In the original description, Powell described the species as follows:

Shell small, broad, with angulate whorls, deeply excavated at the sutures. Protoconch papillate, of 2 whorls, tip exserted, peg-like, the whole sculptured with 10 spiral lirations abruptly terminated at the first axial of the post-nuclear sculpture. Axials heavy, rounded, 10 per whorl, crossed by sharply raised spiral cords and interstitial threads. Spire-whorls with three spiral cords, body-whorl with six, each inter-space bearing a single thread. Additional to these, there is one thread on the concave shoulder just above the uppermost cord, and eight strong, closely spaced cords on the anterior end. Sinus sutural, moderately deep.

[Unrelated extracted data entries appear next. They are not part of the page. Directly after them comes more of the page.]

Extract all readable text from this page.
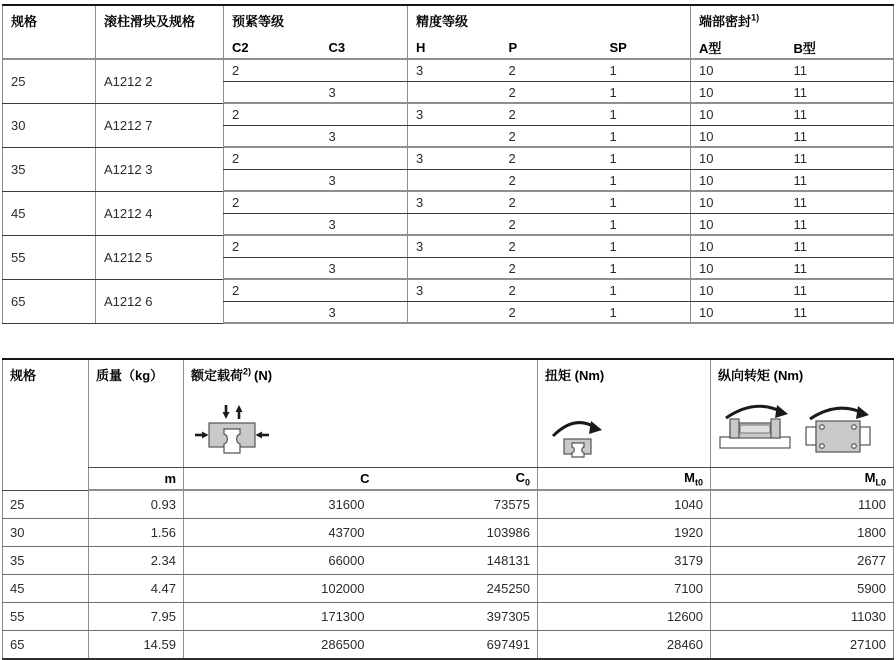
规格	滚柱滑块及规格	预紧等级		精度等级			端部密封$^{1)}$
		C2	C3	H	P	SP	A型	B型
25	A1212 2	2		3	2	1	10	11
			3		2	1	10	11
30	A1212 7	2		3	2	1	10	11
			3		2	1	10	11
35	A1212 3	2		3	2	1	10	11
			3		2	1	10	11
45	A1212 4	2		3	2	1	10	11
			3		2	1	10	11
55	A1212 5	2		3	2	1	10	11
			3		2	1	10	11
65	A1212 6	2		3	2	1	10	11
			3		2	1	10	11
规格	质量（kg）	额定载荷$^{2)}$ (N)		扭矩 (Nm)	纵向转矩 (Nm)

	m	C	$C_0$	$M_{t0}$	$M_{L0}$
25	0.93	31600	73575	1040	1100
30	1.56	43700	103986	1920	1800
35	2.34	66000	148131	3179	2677
45	4.47	102000	245250	7100	5900
55	7.95	171300	397305	12600	11030
65	14.59	286500	697491	28460	27100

The holotype of the species has a height of 3.9 mm, and a diameter of 2.15 mm.

==Taxonomy==

The species was first described by A. W. B. Powell in 1944 as Asperdaphne (Aspertilla) exsculpta. The holotype was collected by W. Howchin and J.C. Verco in 1919 from the Metropolitan Abattoirs Bore in Adelaide at a depth of 122-152 m. It is part of the Finlay Collection, held by the Auckland War Memorial Museum.

==Distribution==

This extinct marine species occurs in middle Miocene strata of the St Vincent Basin of South Australia, including the Dry Creek Sands.